In social situations, Gregory was constantly afraid that his sugar was low so he’d run to the restroom to give himself a shot of insulin. He dreaded what others would say because they didn’t understand.

“As a kid, I was one of the first to have an insulin pump; it would make a lot of noise, and I did not want to wear it,” Gregory says. “When I would talk to girls, it would make this clicking noise and made me [feel like] the oddball.

“I remember not wanting people to stumble upon my needles,” he recalls. “Young adulthood was challenging. Diabetes would make me act goofy, cause me to sweat, and I would rebel.”

But Gregory’s family was supportive. They researched the disease to find new ways to help him manage the condition. As a result they learned why and how diabetes affected his behavior.

“One day we will get rid of some of that ignorance and there will be more support for it,” Gregory says. “Diabetics depend on a support team: the people they are around, from their family and friends to their coworkers.” Diabetics must monitor their own health, he says, but other people’s help is also crucial.

“The number one problem with diabetes is it is not stamped on your forehead,” Gregory continues. “Some people cannot have empathy for it.”

St. John, however, was able to empathize with Allana’s condition. Her struggle also cemented his commitment to following a healthier lifestyle overall.

Admittedly fearful that his daughter may inherit type 1 diabetes, St. John says he’ll do preliminary consultations with doctors but is scared to know the results.

Still, now that he’s well armored and better educated about how to deal with the disease, he’s more confident that he can help his daughter should she ever need it.

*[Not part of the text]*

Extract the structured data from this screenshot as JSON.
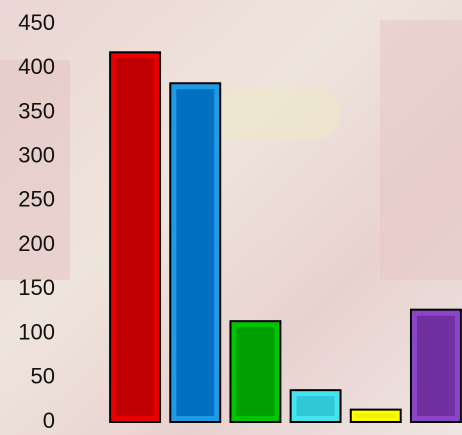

An autoimmune disease, type 1 diabetes results when the body destroys the insulin-producing beta cells of the pancreas. This form of diabetes is also called juvenile or childhood diabetes because it usually appears before age 40. The exact cause is unclear, though genes and exposure to viruses and toxins may play a role. People with type 1 diabetes must get regular doses of insulin to survive.

Insulin is a hormone that allows cells to use glucose, a sugar, for energy. Without insulin, sugar builds up in the blood and damages internal organs, the nervous system and blood vessels.

To determine how much insulin to take to normalize their blood sugar levels, people with type 1 diabetes should monitor their levels at least three times each day.

People with type 2 diabetes still produce insulin, but it may not be enough or they become resistant to it, which means the body can’t recognize the hormone and properly use it.

Unlike people with type 1 diabetes, the vast majority of those with type 2 diabetes develop the condition because of being overweight or unfit. Anyone can get type 2 diabetes.

The warning signs of diabetes can mimic other conditions, which is why it is important to be checked by a qualified physician.

Doctors diagnose for both type 1 and 2 diabetes by first checking for abnormalities in the blood (high blood glucose level). In addition, they may check the urine for glucose or ketones—chemicals the body makes when there is insufficient insulin in the blood.

Tests used to diagnose type 2 diabetes include a fasting blood glucose test or a casual blood glucose test.